Ann Richards 1988 Democratic National Convention Keynote Address

[MUSIC PLAYING]

ANN RICHARDS: Thank you. Thank you. Thank you. Thank you. Thank you very much.

Good evening, ladies and gentlemen. [SPANISH] I'm delighted to be here with you this evening, because after listening to George Bush all these years I figured you needed to know what a real Texas accent sounds like.

[APPLAUSE]

12 years ago, Barbara Jordan, another Texas woman--

[CHEERS]

--Barbara made the keynote address to this convention and two women in 160 years is about par for the course. But if you give us a chance, we can perform. After all, Ginger Rogers did everything that Fred Astaire did. She just did it backwards and in high heels.

[CHEERS]

I want to announce to this nation that in a little more than 100 days the Reagan, Meese, Deaver, Nofziger, Poindexter, North, Weinberger, Watt, [INAUDIBLE], Stockman, Haig, Bork, Noriega, George Bush will be over.

[CHEERS]

You know tonight I feel a little like I did when I played basketball in the eighth grade. I thought I looked real cute in my uniform, and then I heard a boy yell from the bleachers "make that basket bird legs." And my greatest fear is that same guy is somewhere out there in the audience tonight, and he's going to cut me down to size. Because where I grew up, there really wasn't much tolerance for self-importance, people who put on airs. I was born during the depression in a little community just outside Waco, and I grew up listening to Franklin Roosevelt on the radio.

[CHEERS]

It was back then that I came to understand the small truths and the hardships that bind neighbors together. Those were real people with real problems, and they had real dreams about getting out of the depression. I can remember summer nights when we had put down what we call the Baptist palette, and we listened to the grownups talk.

I can still hear the sound of the dominoes clicking on the marble slab my daddy had found for a tabletop. I can still hear the laughter of the man telling jokes you weren't supposed to hear talking about how big that ole buck deer was, laughing about momma putting Clorox in the well when the frog fell in. They talked about war and Washington and what this country needed. They talked straight talk, and it came from people who were living their lives as best they could. And that's what we're going to do tonight. We're going to tell how the cow ate the cabbage.

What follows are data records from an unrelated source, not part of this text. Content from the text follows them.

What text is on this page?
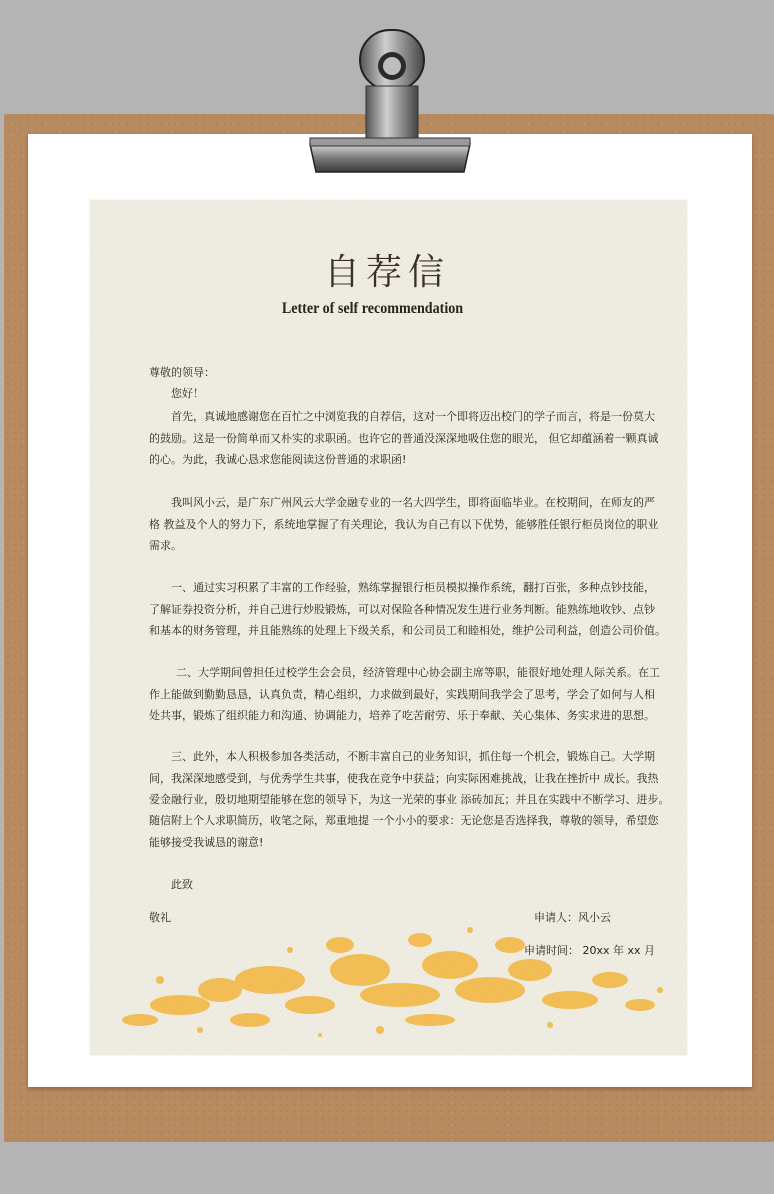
自荐信
Letter of self recommendation
尊敬的领导：
您好！
首先，真诚地感谢您在百忙之中浏览我的自荐信，这对一个即将迈出校门的学子而言，将是一份莫大
的鼓励。这是一份简单而又朴实的求职函。也许它的普通没深深地吸住您的眼光， 但它却蕴涵着一颗真诚
的心。为此，我诚心恳求您能阅读这份普通的求职函!
我叫风小云，是广东广州风云大学金融专业的一名大四学生，即将面临毕业。在校期间，在师友的严
格 教益及个人的努力下，系统地掌握了有关理论，我认为自己有以下优势，能够胜任银行柜员岗位的职业
需求。
一、通过实习积累了丰富的工作经验，熟练掌握银行柜员模拟操作系统，翻打百张，多种点钞技能，
了解证券投资分析，并自己进行炒股锻炼，可以对保险各种情况发生进行业务判断。能熟练地收钞、点钞
和基本的财务管理，并且能熟练的处理上下级关系，和公司员工和睦相处，维护公司利益，创造公司价值。
二、大学期间曾担任过校学生会会员，经济管理中心协会副主席等职，能很好地处理人际关系。在工
作上能做到勤勤恳恳，认真负责，精心组织，力求做到最好，实践期间我学会了思考，学会了如何与人相
处共事，锻炼了组织能力和沟通、协调能力，培养了吃苦耐劳、乐于奉献、关心集体、务实求进的思想。
三、此外，本人积极参加各类活动，不断丰富自己的业务知识，抓住每一个机会，锻炼自己。大学期
间，我深深地感受到，与优秀学生共事，使我在竞争中获益；向实际困难挑战，让我在挫折中 成长。我热
爱金融行业，殷切地期望能够在您的领导下，为这一光荣的事业 添砖加瓦；并且在实践中不断学习、进步。
随信附上个人求职简历，收笔之际，郑重地提 一个小小的要求：无论您是否选择我，尊敬的领导，希望您
能够接受我诚恳的谢意!
此致
敬礼	申请人：风小云
申请时间： 20xx 年 xx 月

I got a letter last week from a young mother-in-law Laredo, Texas, and I want to read part of it to you. She writes, our worries go from payday to payday just like millions of others, and we have two fairly decent incomes. But I worry how I'm going to pay the rising car insurance and food. I pray my kids don't have a growth spurt from August to December, so I don't have to buy new jeans.

We buy clothes at the budget stores, and we have them fray and fade and stretch in the first wash. We ponder and try to figure out how we're going to pay for college and braces and tennis shoes. We don't take vacations, and we don't go out to eat.

Please don't think me ungrateful. We have jobs and a nice place to live, and we're healthy. We're the people you see every day in the grocery stores. We obey the laws. We pay our taxes. We fly our flags on the holidays, and we plod along trying to make it better for ourselves and our children and our parents.

We aren't vocal anymore. I think maybe we're too tired. I believe that people like us are forgotten in America. Well, of course, you believe you're forgotten, because you have been.